- Country of origin: United Kingdom
- Original language: English
- No. of seasons: 2
- No. of episodes: 18

Production
- Running time: 22 minutes

Original release
- Network: ITV
- Release: 26 July 1984 – 1 November 1985

= Starstrider =

Starstrider is a children's quiz show that was produced by Granada Television and aired on ITV in 1984 and 1985 and ran for 2 series. The host, Starstrider, a space being from the planet Ulphrates III on the search for intelligence, was played in Series 1 by Roger Sloman and in Series 2 by Jim Carter. Future Doctor Who actor Sylvester McCoy co-hosted both series, playing Starstrider's hapless assistant Wart. Both the host and co-host would greet the teams each week with the words, "Hello and welcome" and similarly they would end the show saying, "Goodbye and farewell".

Each week 3 teams of 4 youngsters from schools around the country played over 5 rounds. The victor school was awarded encyclopaedias and Galactic Federation membership badges.

==Round 1==
The teams were asked very difficult questions and 3 members of each team had a series of reference books to look up the answers.
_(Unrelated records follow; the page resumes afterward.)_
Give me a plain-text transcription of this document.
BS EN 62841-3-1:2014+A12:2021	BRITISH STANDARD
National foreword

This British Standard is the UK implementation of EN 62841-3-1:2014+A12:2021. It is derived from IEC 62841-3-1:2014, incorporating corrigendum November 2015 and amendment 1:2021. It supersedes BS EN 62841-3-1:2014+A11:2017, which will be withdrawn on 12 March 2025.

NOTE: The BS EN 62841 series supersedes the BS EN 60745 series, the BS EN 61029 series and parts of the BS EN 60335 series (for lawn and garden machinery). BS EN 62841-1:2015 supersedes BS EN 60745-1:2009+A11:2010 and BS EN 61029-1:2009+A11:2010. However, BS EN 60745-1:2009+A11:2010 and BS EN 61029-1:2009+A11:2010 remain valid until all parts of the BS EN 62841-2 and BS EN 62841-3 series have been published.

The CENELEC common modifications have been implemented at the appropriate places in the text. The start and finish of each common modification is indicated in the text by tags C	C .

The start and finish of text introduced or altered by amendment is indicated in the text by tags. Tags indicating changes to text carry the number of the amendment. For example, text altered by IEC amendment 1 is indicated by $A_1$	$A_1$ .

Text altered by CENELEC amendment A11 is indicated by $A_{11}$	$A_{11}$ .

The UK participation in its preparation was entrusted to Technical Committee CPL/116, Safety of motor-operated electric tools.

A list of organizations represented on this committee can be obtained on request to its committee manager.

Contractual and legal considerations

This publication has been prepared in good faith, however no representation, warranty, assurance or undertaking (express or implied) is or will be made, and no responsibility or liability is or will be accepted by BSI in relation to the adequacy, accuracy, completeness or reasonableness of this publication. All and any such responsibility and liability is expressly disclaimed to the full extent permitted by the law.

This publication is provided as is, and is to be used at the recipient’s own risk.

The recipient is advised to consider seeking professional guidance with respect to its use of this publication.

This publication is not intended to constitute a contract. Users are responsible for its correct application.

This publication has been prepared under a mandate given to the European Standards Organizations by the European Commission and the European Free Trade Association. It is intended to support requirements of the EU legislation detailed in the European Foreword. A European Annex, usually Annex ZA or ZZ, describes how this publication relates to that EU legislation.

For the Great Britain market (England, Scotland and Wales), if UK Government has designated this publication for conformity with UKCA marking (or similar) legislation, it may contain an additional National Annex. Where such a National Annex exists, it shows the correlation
The captain was wearing headphones so they can only hear their teammates. The team would give the answer through the headphones. Once they had the answer the captain would press the buzzer and give the answer. If they were correct they scored some points, whereas if they were wrong the other 2 teams continued to search for the correct answer.

==Round 2==
This was basically a 'finger on the buzzer' round were the team captains were asked questions and whoever buzzed in and gave a correct answer scored the points. An incorrect answer meant the question was offered to the other teams.

This was replaced in series 2 by a round where a team member was blindfolded and guided through an intergalactic assault course by the other team members.

==Round 3==
This round had 1 member of each team riding on a rodeo style item (called the Grunderhunter) as used on the fairground while answering questions to score points for their teams.

In series 2 this was relegated to Round 4, as in that series a new round was introduced where the teams had to identify a famous person or landmark in a distorted image which revealed a small piece every 5 seconds. After 15 seconds, the host would read a clue to the teams.

The scoring was if a team guessed correctly in 5 seconds they would score 20 points, 15 points after 10 seconds, 10 points after 15 seconds and finally 5 points if the whole image was revealed.

==Round 4==
This was a round called the 'Light Maze' in which a team member was blindfolded and was guided through the maze by the other team members, the maze had red squares and white squares on the floor and if they stepped on a white square they scored 10 points for their team but if they stepped on a red square they lost 10 points.

This was replaced in series 2 by what was Round 3 in series 1.

==Round 5==
The final round was another fingers on the buzzer round where the team captains were yet again asked General Knowledge questions but this time the round lasted 2 minutes and the team with the most points at the end of the round were declared the winners.

==Trivia==
In Series 2 the presenters entered the studio through a laserlight tunnel which you see in nightclubs and also in that series the scores were shown using a laserlight.

There were not any prizes as such on the show but the teams did take home a Starstrider goody bag, including a pin badge, a sweatshirt and a mug.

Both series of Starstrider were repeated on Granada Plus in 1997.
Louise Ings and Terri Horner completed the three legged moon rock race faster than any other contestants and remained undefeated champions until the end of the series. They retain the title to this day.

A brief clip of the programme was featured on the 30 Years of CITV documentary, which aired on 29 December 2012 on ITV.

==Transmission guide==

| Series | Start date | End date | Episodes |
|---|---|---|---|
| 1 | 26 July 1984 | 20 September 1984 | 9 |
| 2 | 6 September 1985 | 1 November 1985 | 9 |

==Reception==
The author Tim Worthington wrote, "Starstrider clearly aspired to be mentioned in the same breath as The Adventure Game and Captain Zep – Space Detective, but it made the mistake of simply replacing the originality and interactivity of both with a handful of suitably outlandish if not altogether convincing alien names."